I was late to the party when it came to reading Joan Didion. For years I had the vague sensation that Didion wasn’t for me. It was one of those unapologetic prejudices people have for certain writers, a prejudice that ended when I picked up a copy of The Year of Magical Thinking. It was evident from the start why Didion was held in such high regard—she was good. And yet, because I’d read Magical Thinking and its meditation on her husband’s death, I decided to pass on Blue Nights, her new memoir about the death of her 39-year-old daughter.
If it’s a truism that a critic should always review the book in hand, and not the book they wish had been written, then I’ve eagerly crossed the line. My own “magical thinking” involved—not denying the death of writer John Gregory Dunne, as Didion initially did—but wishing that his death and her subsequent grief wasn’t the focus of the book. I found myself skimming over passages about the Beth Isreal ICU or long meditations on grief to find those where Didion recalls her marriage and life in Los Angeles in the 1960s and ‘70s.

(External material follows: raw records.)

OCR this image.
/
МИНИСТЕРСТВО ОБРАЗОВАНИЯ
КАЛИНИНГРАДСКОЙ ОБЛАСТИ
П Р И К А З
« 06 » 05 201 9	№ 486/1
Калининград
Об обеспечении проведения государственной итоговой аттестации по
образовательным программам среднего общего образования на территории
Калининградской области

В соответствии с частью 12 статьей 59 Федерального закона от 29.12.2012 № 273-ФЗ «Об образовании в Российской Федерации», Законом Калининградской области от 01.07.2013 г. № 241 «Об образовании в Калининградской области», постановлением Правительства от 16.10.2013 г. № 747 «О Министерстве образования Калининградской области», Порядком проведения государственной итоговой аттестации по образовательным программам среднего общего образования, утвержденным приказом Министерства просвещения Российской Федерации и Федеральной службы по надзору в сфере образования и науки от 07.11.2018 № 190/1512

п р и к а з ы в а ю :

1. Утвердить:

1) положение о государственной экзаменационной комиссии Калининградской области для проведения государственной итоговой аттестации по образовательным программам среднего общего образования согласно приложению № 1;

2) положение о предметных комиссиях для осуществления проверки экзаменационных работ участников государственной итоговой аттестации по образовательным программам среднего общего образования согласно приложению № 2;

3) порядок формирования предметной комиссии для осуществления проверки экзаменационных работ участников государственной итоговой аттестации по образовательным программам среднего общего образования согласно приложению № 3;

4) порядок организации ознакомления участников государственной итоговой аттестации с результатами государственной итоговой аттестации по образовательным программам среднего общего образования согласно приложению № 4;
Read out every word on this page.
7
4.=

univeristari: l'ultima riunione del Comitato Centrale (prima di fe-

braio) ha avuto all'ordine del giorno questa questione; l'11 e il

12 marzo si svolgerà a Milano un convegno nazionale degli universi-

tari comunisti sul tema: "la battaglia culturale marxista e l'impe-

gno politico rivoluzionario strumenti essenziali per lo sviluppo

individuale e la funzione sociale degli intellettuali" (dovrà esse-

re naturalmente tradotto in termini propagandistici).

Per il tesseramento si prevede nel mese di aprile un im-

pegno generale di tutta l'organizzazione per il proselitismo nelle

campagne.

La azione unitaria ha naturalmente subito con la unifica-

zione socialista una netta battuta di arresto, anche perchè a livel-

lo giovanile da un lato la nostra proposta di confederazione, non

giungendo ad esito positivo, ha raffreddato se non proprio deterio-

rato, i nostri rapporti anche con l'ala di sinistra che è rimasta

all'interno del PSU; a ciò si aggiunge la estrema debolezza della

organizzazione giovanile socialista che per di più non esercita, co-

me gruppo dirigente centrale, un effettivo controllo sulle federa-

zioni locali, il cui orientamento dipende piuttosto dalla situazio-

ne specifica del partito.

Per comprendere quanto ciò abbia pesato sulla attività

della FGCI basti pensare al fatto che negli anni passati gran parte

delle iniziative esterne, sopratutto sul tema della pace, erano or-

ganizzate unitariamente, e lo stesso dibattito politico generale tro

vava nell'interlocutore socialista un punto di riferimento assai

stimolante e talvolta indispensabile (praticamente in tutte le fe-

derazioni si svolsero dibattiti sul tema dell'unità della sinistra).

photo credit: softestthing
I wanted to hear about two writers living a blessed life of work and play in a California that no longer existed. I wanted it to be LA in 1971 when Didion wore oversized Rachael Zoe-like sunglasses and chain-smoked cigarettes as if they were elixirs. I wanted to go back before all the dying:
“One summer when we were living in Brentwood Park we fell into a pattern of stopping work at four in the afternoon, and going out to the pool. (John) would stand in the water reading (he reread Sophie’s Choice several times that summer, trying to see how it worked) while I worked in the garden….Just before five on those summer afternoons we would swim and then go into the library wrapped in towels to watch Tenko, a BBC series, then in syndication, about a number of satisfyingly predictable English women…..At seven or seven thirty we would go out to dinner, many night’s at Morton’s. Morton’s felt right that summer. There were always shrimp quesadilla, chicken with black beans.”
You get the idea. There are similar passages capturing life in Malibu and stays in Hawaii. It’s the writer’s life as well as the life of a marriage, rendered simply by a great writer.

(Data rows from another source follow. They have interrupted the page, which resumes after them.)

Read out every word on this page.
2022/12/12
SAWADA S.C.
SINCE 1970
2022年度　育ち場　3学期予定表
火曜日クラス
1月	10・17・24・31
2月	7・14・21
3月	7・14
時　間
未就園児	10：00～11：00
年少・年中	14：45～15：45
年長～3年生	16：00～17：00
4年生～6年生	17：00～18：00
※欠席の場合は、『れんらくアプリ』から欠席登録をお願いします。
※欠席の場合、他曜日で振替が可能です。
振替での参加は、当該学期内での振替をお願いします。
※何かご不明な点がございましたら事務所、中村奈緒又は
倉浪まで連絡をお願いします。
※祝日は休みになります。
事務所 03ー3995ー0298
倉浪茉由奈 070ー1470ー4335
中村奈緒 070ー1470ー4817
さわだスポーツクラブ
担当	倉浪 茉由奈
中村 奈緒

“…many night’s at Morton’s. Morton’s felt right that summer.” What a beautiful line. It’s worth reading an entire book just to hit upon such a line.
Yet the book is not a memoir of marriage, but a book about death and loss. And in her confrontation with grief, Didion soldiers under a strict scorched-earth policy, burning down any hint of solace or false comfort in her way.
“Only the survivors of a death are truly left alone,” Didion writes, “The connections that made up their life—both the deep connections and the apparently (until they are broken) insignificant connections—have all vanished.”
After reading Magical Thinking I can only assume Blue Nights will be even more punishing. A recent review by writer Rachel Cusk in The Guardian confirms this suspicion:
“Didion’s strategy, or rather her instinct – the instinctive response to chaos – is to repeat herself. She struggles to revive the form and style of her earlier book, to make it live again; she repeats anecdotes, and often sentences, word for word; she creates repeating prose patterns whose effect, in the end, is to confer the author’s own numbness on the reader.”